Hamey wrapped one of his thin arms around my neck, almost tight enough to choke off my air. Into my ear he whispered, “Don’t ever say that name! Do you want to wake what sleeps in the Dark Well?”
CHAPTER TWENTY-THREE Tempus est Umbra in Mente. Hazy History. Cla. A Note. Seedings.
1
When I was a freshman at Hillview, I took Latin I. I did it because learning a dead language seemed like a cool idea, and because my dad told me that my mom took it at the same school, from the same teacher, Miss Young. He said Mom thought she was cool. By the time my turn came around, Miss Young—who taught French as well as Latin—was no longer young, but she was still cool. There were only eight of us in the class, and there was no Latin II when I was a sophomore, because Miss Young retired and that part of the HHS language program was closed down.
On our first day in class, Miss Young asked if we knew any Latin phrases. Carla Johansson raised her hand and said carpe diem, which meant seize the day. No one else was offering, so I raised my hand and gave one I’d heard from my Uncle Bob, usually when he had to get going somewhere: tempus fugit, meaning time flies. Miss Young nodded, and when nobody else offered, she gave us some more, like ad hoc, de facto, and bona fide. When class ended, she called me back, said she remembered my mother well and was sorry I’d lost her so young. I thanked her. No tears, not after six years, but I got a lump in my throat.

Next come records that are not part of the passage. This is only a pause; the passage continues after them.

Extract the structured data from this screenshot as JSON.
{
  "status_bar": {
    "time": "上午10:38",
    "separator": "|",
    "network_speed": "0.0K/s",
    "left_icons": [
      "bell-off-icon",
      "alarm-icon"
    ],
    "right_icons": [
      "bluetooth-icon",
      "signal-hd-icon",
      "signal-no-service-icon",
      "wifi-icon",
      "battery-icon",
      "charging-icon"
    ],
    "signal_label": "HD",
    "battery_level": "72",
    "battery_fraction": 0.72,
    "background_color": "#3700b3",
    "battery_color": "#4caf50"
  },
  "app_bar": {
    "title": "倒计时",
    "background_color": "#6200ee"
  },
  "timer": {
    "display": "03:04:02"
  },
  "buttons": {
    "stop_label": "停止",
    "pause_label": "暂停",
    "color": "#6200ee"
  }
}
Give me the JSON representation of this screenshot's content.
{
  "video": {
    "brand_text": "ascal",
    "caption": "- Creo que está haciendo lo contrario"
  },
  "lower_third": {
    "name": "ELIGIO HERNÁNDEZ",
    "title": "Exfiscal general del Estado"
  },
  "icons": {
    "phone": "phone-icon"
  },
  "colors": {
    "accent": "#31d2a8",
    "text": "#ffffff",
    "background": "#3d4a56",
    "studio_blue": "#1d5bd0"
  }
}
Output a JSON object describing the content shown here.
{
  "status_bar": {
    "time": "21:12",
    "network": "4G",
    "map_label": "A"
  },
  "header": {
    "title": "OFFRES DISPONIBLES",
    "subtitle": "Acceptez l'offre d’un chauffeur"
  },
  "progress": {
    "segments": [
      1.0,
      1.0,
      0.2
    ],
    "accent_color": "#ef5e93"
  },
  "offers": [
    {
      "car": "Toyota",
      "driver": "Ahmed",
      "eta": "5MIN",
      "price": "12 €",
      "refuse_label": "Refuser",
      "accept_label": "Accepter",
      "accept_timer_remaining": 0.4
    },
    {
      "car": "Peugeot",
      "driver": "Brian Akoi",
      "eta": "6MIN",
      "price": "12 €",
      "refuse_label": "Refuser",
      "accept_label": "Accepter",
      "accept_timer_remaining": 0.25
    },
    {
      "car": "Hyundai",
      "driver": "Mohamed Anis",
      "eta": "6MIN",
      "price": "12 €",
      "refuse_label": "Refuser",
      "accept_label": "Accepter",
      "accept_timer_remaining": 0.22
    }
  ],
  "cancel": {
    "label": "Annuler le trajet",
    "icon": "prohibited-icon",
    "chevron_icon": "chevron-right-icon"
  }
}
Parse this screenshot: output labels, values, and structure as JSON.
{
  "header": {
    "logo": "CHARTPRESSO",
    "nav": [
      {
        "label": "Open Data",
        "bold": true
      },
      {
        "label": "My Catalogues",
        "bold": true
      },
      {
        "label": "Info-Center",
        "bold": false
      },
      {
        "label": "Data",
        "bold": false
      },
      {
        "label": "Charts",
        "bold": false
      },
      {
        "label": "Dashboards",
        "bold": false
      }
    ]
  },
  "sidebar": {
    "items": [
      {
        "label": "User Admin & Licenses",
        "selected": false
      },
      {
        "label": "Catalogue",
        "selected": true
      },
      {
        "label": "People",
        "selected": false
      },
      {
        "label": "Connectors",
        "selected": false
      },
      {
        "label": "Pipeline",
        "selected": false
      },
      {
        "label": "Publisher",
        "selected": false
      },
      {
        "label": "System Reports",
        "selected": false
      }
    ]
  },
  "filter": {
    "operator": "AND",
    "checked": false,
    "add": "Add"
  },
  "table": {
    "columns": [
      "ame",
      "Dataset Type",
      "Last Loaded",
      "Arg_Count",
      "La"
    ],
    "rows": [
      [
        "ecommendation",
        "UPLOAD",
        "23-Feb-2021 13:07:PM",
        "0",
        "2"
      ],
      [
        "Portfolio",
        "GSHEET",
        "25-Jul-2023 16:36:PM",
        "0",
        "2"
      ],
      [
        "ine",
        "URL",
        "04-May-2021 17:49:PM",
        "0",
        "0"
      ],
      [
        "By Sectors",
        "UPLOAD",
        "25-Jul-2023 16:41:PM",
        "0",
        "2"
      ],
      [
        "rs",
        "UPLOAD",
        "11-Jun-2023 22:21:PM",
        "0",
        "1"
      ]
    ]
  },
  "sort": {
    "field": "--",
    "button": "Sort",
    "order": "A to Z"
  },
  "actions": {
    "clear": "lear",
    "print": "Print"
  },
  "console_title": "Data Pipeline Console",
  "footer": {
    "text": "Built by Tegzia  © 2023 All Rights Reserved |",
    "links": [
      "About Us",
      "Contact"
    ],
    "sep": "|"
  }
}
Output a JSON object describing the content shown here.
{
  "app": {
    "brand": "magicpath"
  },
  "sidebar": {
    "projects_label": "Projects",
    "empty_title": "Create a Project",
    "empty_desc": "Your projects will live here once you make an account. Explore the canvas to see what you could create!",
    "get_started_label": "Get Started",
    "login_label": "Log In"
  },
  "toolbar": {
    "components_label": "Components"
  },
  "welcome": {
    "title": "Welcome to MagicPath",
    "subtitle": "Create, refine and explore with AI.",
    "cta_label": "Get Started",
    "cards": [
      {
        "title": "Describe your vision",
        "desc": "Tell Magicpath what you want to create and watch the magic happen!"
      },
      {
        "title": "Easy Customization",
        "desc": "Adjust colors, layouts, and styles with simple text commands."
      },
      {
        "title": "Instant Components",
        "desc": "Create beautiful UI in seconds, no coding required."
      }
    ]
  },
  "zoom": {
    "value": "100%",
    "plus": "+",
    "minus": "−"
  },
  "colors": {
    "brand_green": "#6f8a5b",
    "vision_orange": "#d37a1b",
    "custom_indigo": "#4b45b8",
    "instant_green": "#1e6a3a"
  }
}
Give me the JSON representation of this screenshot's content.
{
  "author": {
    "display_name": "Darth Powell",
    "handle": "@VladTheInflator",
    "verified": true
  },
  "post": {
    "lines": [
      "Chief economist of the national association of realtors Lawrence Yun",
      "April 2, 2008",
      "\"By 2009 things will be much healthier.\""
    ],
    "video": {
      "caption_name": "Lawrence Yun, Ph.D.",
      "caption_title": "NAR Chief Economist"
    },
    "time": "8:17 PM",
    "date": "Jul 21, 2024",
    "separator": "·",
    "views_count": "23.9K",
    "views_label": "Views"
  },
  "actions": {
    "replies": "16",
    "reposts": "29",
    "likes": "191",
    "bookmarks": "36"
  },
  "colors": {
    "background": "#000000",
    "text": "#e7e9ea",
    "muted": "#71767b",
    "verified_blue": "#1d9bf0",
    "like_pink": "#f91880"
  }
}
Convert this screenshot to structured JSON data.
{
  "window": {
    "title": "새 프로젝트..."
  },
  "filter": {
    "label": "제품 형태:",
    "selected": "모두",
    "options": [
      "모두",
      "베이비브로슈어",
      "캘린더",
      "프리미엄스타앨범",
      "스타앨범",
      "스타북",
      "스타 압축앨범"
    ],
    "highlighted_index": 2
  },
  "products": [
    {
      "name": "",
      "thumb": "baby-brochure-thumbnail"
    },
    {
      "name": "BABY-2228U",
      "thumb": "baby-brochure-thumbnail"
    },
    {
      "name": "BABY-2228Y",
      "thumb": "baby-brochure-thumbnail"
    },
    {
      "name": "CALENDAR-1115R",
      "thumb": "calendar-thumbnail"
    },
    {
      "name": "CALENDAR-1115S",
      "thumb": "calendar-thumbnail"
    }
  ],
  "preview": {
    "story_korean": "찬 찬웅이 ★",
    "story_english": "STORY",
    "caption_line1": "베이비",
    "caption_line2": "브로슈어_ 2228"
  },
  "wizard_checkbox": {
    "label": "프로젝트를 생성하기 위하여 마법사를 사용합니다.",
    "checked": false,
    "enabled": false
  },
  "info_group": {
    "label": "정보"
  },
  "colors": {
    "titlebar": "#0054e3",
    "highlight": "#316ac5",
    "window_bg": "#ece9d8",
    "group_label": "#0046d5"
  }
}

“Tempus fugit is a good one,” she said, “but time doesn’t always fly, as everyone who’s ever had to wait around for something knows. I think tempus est umbra in mente is a better one. Roughly translated, it means time is a shadow in the mind.”
I thought of that often in Deep Maleen. Because we were entombed, the only way to tell night from day was that in daylight—daylight somewhere, not in our durance vile—the night soldiers came less frequently, their blue auras were reduced when they did, and their human faces became more apparent. For the most part they were unhappy faces. Tired. Haggard. I wondered if these creatures had, when still human, made some sort of devil’s bargain which they regretted now that it was too late to cry it off. Maybe not Aaron and a few of the others, certainly not the Lord High, but the rest? Maybe. Or maybe I was just seeing what I wanted to see.